Jack Schwefel has been appointed chief executive officer of Vince Holding Corp. The move is effective March 29.
Schwefel will be based at the company’s New York headquarters and succeeds David Stefko, who has been interim CEO since Aug. 28. Stefko will continue as executive vice president, chief financial officer of the company.
Stefko had taken over after the resignation of Brendan Hoffman, who became president of Wolverine Worldwide.
Schwefel was CEO of Cost Plus Inc. from 2017 to 2021, where he transformed the organization with a focus on omnichannel performance, data-driven merchandising ad marketing and partnerships. Before that, he was CEO of Dutch Fashion LLC from 2014 to 2017, where he started as a member of the board of directors in 2012. At Dutch Fashion, he quickly expanded the retail division across all three brands: Joie, Equipment and Current/Elliott and relaunched Current/Elliott Men. Previously, he was CEO of Sur La Table from 2006 to 2014. Schwefel has also held various executive and senior management posts both domestically and internationally at brands such as Gap, Esprit, Kohl’s and Toys “R” Us.
Vince retained the executive search partner Kirk Palmer Associates to assist in finding a CEO.

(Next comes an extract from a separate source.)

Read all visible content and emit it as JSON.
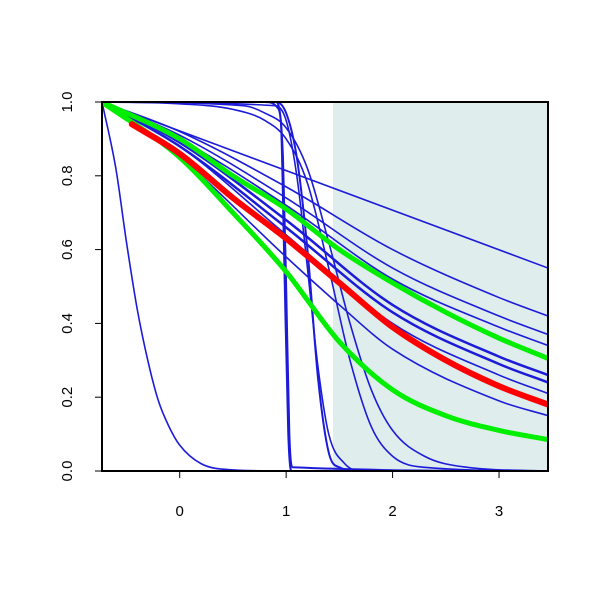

Marc Leder, chairman of the board of Vince Holding, said, “We are delighted to announce the appointment of Jack as the CEO of Vince Holding Corp. His strong track record of driving profitable growth combined with his expertise in development and implementing omnichannel strategies will be ideal to continue to grow Vince. We would also like to thank Dave Stefko for his exceptional leadership as interim CEO and look forward to his continued contributions as chief financial officer.”
Commenting on his appointment, Schwefel said he was pleased to join the company “at this exciting time as we execute the next phase of growth for the Vince brand and continue to advance the progress made at Rebecca Taylor.”
“These are two incredible brands with tremendous potential, which are supported by extraordinary creative leadership. I look forward to working with the teams to further strengthen the foundation and drive the strategies to deliver long term profitable growth for our shareholders,” Schwefel said.
For the third quarter ended Oct. 31, Vince’s net income fell to $5 million compared to $6 million a year ago, though the contemporary brand cited sequential improvement in sales trends and market share gains at department stores. Net sales in the last quarter declined 34 percent to $69 million from $104.5 million in the same period last year.
Vince returned to Bloomingdale’s in the third quarter, in 10 locations, and on Bloomingdale’s website. A few years ago, Vince pulled out of Bloomingdale’s, as well as Saks Fifth Avenue, to focus on selling Neiman Marcus and Nordstrom. “With the pandemic, there’s been a reduced consumer demand at all department stores so we knew there would be space,” to return to Bloomingdale’s, Stefko said when disclosing last quarter’s results.
“We believe we performed very well and not just with e-commerce and direct-to-consumer. More importantly, we performed well in the wholesale channel,” Stefko said at the time.
Last month, Vince opened its first store in the Hamptons, on Main Street in East Hampton, N.Y. That represented the brand’s 49th full-price retail store. The company also has 15 outlet stores and its e-commerce site.